L’insupportable ironie de cette crise financière actuelle est que les pays en développement qui n’en sont aucunement responsables vont en payer les conséquences avec la raréfaction globale du crédit, le ralentissement des flux d’investissements directs étrangers et la baisse du cours des matières premières. Certes, il est prévu que la croissance africaine continuera en 2009 à un rythme de 4 à 5 pc, mais cela représente une baisse de 2 pc par rapport à 2008. Or chaque point de croissance perdu est un recul majeur dans la lutte contre la pauvreté et une catastrophe humaine pour les pays du Sud. Cette sombre perspective se profile alors que les pays pauvres ont épuisé une grande partie de leurs finances publiques pour faire face depuis plus d’un an au double choc de la hausse des prix pétroliers et des prix alimentaires.

L’extraordinaire résilience des pauvres à survivre et à croire en un avenir meilleur est certes une formidable leçon de courage. Mais elle ne doit pas occulter le fait que la misère fait aussi le lit de la détresse et de la violence. Les émeutes de la faim qui ont frappé de nombreux pays en début d’année sont un sérieux avertissement. Et comment ne pas mesurer, dans la détermination farouche de ces migrants illégaux qui cherchent à gagner nos rivages au péril de leurs vies, le désespoir effrayant de ceux qui n’ont plus rien à perdre.

S’il est clair que les pays en développement doivent assumer leur part de responsabilité dans le développement, à commencer par la bonne gouvernance et la transparence dans la gestion des fonds publics, les pays développés, plus que jamais, ne peuvent se dérober aux leurs en matière d’aide publique au développement. Or, les nouvelles sur ce front ne sont guère rassurantes. Dans le contexte de rigueur budgétaire qui s’installe, les coupes se portent facilement sur les budgets d’aide au développement.

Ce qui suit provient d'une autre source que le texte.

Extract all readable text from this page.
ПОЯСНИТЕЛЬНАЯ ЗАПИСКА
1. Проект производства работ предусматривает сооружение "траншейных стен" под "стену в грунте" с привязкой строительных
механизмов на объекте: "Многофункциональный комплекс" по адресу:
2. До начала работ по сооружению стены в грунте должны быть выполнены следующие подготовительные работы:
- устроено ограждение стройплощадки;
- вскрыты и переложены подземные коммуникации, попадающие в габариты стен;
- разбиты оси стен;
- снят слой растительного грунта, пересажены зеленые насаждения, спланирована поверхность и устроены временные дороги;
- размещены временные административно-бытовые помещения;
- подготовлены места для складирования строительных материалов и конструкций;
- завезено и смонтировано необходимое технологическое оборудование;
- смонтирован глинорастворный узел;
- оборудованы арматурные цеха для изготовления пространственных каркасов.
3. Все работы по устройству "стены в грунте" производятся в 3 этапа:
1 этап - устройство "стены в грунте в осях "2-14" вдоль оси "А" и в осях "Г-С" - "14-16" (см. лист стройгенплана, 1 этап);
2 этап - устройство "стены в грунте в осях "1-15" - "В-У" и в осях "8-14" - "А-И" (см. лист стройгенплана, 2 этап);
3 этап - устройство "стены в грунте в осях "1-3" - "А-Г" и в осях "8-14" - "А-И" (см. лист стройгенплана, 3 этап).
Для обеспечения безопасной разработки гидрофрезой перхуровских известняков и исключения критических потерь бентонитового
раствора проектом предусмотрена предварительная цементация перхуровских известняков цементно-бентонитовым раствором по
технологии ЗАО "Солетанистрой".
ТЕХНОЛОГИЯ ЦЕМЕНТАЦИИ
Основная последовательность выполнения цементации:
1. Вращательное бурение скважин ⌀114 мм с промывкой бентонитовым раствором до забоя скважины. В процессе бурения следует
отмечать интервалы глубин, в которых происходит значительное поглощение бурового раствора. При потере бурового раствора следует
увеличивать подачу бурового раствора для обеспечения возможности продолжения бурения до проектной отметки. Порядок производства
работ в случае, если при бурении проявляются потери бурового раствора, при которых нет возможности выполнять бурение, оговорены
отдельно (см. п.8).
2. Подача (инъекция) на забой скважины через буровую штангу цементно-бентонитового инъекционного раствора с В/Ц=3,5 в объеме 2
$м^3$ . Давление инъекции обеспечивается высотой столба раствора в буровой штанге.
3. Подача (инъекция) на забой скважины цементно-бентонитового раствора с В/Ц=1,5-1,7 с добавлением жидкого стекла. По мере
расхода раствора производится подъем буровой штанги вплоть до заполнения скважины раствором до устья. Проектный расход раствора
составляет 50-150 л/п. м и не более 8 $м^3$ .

Les atermoiements actuels des gouvernements des vingt-sept pays de l’Union européenne à adopter la proposition de la Commission d’une facilité d’un milliard d’euros, pour renforcer la sécurité alimentaire dans les pays en développement, sont symptomatiques de cette situation mais difficilement compréhensibles à un moment où près d’un milliard d’êtres humains souffrent de la faim, et leur nombre a augmenté de près de 100millions au cours de la dernière année.

Il y a urgence à agir. La crise actuelle doit être l’occasion de mettre en place les moyens d’une gouvernance mondiale à la mesure des défis du développement. Un signal fort pourrait être donné à l’occasion du prochain sommet mondial sur la crise financière en associant pleinement les pays en développement à la réforme des institutions financières internationales, tant au niveau de leur représentativité que de leur mission. Une mesure concrète importante que ce sommet pourrait prendre serait de donner enfin forme à l’idée d’une taxe internationale sur les transactions financières boursières (la taxe Tobin) afin de financer le développement. Ce serait réconcilier la morale avec les intérêts.

Une autre mesure internationale serait d’encourager, par le biais d’une réglementation et d’une fiscalité attrayantes, l’investissement de capitaux dans le "social business", qui à partir des expériences dans le microcrédit permettrait de lutter efficacement contre la pauvreté. En un mot, il s’agit de redonner du sens à la mondialisation et de faire en sorte que le capitalisme redevienne un instrument de liberté et d’émancipation, au service d’une prospérité durable et partagée. En ce XXIe siècle, cela requiert un meilleur encadrement du marché par l’Etat, à l’échelle d’une gouvernance mondiale. Une occasion historique se présente à nous pour le faire. Ne la ratons pas.